Turnout may be low, as voters tired of repeated elections tune out of a contest whose result already looks all but certain, with unpredictable results. This may also play in Labour’s favour if voters in heartland seats, torn between their historical loyalty to Labour and current preference for Brexit and May, resolve these internal tensions by sitting out this contest. Alternatively, it could hurt Labour if energised Conservative Brexiters turn out in droves while Labour’s more lukewarm supporters stay home.

The worst case scenario for May would be a marginal increase in her majority, but a major increase in the difficulty of managing it, as modest gains from Labour, achieved mainly by eating into the Ukip vote, are mostly offset by losses to the Liberal Democrats, achieved in part by recruiting Conservative Remain voters. May would then face trouble on both wings of her party.

Hardline Eurosceptics would be reinforced by new MPs aware that they owe their victory to Ukip votes, while Conservatives who have just survived close races against resurgent Liberal Democrats would be more reluctant to endorse a hardline approach on Brexit. May’s authority would also be eroded, as such a result would fall well short of her party’s sky-high expectations.

While the Conservatives begin as strong favourites, the scale of their victory remains highly uncertain, and dependent on a complicated and fragmented political competition. There are two ways to think about the electoral battlefield. The traditional, and simpler, way is to focus on the overall swing between the two parties. The current polling average has the Conservatives around 45% and Labour around 25% – a 6.5-point swing from Labour to the Conservatives since 2015. A swing this size could deliver 60 Labour seats to the Tories, most likely resulting in a three-figure majority. However, even a relatively modest decline in this gap could substantially cut into these gains, because there are fewer traditional Labour-Conservative marginal seats than in any election since at least 1955. A swing of around five points delivered 87 Labour seats in 2010; a similar swing this year would yield around 40. The concentration of both parties’ votes in very safe seats reduces the chances of a Conservative landslide or a Labour wipeout.

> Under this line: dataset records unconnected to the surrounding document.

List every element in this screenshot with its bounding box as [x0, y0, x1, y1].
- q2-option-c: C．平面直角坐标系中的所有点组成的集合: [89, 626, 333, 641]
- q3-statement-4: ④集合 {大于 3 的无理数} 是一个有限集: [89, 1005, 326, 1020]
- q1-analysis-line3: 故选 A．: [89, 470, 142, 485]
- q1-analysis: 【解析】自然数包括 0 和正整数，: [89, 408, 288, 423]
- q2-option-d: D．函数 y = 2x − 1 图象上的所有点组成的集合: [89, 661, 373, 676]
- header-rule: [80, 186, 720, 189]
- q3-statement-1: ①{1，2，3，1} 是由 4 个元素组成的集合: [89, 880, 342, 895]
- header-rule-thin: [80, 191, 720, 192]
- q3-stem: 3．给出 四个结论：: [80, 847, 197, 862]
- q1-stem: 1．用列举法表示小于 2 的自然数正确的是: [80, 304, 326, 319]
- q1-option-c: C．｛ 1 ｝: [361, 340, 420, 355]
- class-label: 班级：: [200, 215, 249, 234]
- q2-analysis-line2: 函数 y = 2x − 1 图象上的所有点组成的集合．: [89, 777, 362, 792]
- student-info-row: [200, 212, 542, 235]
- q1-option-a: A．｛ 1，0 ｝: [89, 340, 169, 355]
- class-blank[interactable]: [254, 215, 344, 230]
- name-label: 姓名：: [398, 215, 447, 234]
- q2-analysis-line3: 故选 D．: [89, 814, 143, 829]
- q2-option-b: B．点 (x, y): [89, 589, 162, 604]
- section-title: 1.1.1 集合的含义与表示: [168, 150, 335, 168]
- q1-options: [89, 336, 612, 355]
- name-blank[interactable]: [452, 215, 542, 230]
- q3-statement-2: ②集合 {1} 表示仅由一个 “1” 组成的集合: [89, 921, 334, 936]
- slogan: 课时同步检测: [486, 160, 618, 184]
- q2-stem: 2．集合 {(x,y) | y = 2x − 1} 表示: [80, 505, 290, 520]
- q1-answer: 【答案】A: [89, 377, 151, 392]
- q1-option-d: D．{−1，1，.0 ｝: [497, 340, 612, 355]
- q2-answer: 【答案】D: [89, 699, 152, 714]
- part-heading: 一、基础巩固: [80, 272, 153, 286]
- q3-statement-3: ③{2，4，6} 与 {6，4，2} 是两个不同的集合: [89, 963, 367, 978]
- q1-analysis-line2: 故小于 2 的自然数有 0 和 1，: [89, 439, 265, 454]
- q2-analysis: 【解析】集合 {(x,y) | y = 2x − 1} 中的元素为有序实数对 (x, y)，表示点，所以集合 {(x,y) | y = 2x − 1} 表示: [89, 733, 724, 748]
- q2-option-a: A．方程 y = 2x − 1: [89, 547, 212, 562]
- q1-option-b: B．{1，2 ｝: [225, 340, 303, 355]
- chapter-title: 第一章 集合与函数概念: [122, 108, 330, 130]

The two-party swing is, however, only part of the story in a country where vote choices are now fragmented, and may be further disrupted by the new divides over Brexit. Patterns of switching to and from Ukip could prove crucial. May’s embrace of Brexit has made the Conservatives more attractive to the 3.9 million voters who backed Ukip in 2015, while socially conservative, “left-behind” traditional Labour voters may be more attracted to Ukip as an outlet for protest votes against Corbyn. Angry and energised Remain voters may switch from both main parties to the Liberal Democrats in seats where the Lib Dems have little chance of victory, with unpredictable effects on the result.

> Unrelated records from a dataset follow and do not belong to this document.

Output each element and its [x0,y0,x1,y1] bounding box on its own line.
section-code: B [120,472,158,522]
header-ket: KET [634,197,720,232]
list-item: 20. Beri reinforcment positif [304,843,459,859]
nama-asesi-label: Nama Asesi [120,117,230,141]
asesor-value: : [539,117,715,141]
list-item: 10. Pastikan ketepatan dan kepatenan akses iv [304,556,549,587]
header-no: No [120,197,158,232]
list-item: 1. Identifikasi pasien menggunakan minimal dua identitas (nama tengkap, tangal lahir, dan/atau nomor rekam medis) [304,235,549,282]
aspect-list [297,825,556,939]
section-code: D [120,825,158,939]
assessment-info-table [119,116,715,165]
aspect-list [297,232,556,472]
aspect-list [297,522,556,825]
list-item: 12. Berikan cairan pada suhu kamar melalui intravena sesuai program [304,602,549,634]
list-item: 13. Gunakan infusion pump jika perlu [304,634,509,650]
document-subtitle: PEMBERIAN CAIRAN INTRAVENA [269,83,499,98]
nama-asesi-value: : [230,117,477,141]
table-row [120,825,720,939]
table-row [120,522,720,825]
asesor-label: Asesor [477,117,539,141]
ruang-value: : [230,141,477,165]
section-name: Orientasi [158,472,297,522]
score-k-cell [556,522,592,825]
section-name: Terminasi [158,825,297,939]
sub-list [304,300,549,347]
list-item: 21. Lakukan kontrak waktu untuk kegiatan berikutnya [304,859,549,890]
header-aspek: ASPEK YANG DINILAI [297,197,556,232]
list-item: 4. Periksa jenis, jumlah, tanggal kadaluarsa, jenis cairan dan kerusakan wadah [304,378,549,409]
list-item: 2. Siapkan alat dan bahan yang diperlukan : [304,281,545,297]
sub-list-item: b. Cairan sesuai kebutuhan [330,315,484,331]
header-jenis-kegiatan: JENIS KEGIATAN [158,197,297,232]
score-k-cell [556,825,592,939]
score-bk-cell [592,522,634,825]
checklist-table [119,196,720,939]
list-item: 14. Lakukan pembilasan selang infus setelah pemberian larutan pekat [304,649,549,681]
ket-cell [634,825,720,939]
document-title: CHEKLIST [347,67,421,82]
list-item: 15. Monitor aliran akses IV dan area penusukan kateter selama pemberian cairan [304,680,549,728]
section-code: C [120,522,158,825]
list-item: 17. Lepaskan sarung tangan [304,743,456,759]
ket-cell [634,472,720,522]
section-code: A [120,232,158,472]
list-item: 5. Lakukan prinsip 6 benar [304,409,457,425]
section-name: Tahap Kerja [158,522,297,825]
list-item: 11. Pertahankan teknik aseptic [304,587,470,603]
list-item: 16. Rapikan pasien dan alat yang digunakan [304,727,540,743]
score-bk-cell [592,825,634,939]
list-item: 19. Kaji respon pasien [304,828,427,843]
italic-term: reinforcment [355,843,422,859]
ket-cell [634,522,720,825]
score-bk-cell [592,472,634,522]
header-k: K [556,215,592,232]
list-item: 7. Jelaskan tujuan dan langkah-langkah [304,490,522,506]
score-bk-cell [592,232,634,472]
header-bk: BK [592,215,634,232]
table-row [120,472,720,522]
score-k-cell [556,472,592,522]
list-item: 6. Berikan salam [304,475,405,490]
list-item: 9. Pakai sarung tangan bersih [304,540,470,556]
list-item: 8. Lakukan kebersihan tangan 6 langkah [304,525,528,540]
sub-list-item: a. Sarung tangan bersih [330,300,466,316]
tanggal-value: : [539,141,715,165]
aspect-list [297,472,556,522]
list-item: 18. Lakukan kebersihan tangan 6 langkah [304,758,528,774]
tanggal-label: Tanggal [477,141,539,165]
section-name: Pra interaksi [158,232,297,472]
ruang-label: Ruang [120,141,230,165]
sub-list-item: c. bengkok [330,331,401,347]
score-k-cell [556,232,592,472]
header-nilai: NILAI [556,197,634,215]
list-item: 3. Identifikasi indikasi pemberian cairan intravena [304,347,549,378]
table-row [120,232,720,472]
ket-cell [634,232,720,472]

These complicated dynamics may be magnified in open seats, as retiring MPs lose their personal vote and local loyalties give way to national trends. Swings could be unusually large and variable, depending on how these shifts combine locally. Apparently safe Labour seats could be jeopardised if Labour simultaneously leaks Remain votes to the Liberal Democrats and Leave votes to Ukip, while the Conservatives squeeze a large 2015 Ukip vote. Conservative seats could fall against the tide if Remain-voting Tories desert May’s Brexit agenda in large numbers.

Such speculations highlight the larger question hanging over the Brexit election: will this be a “politics as usual” election, with large but predictable swings of the electoral pendulum, or will the divisive debate over Brexit trigger more fundamental and unpredictable shifts in voting behaviour? While the former looks more likely, the latter can’t be ruled out – voters, like prime ministers, have not lost their capacity to spring surprises.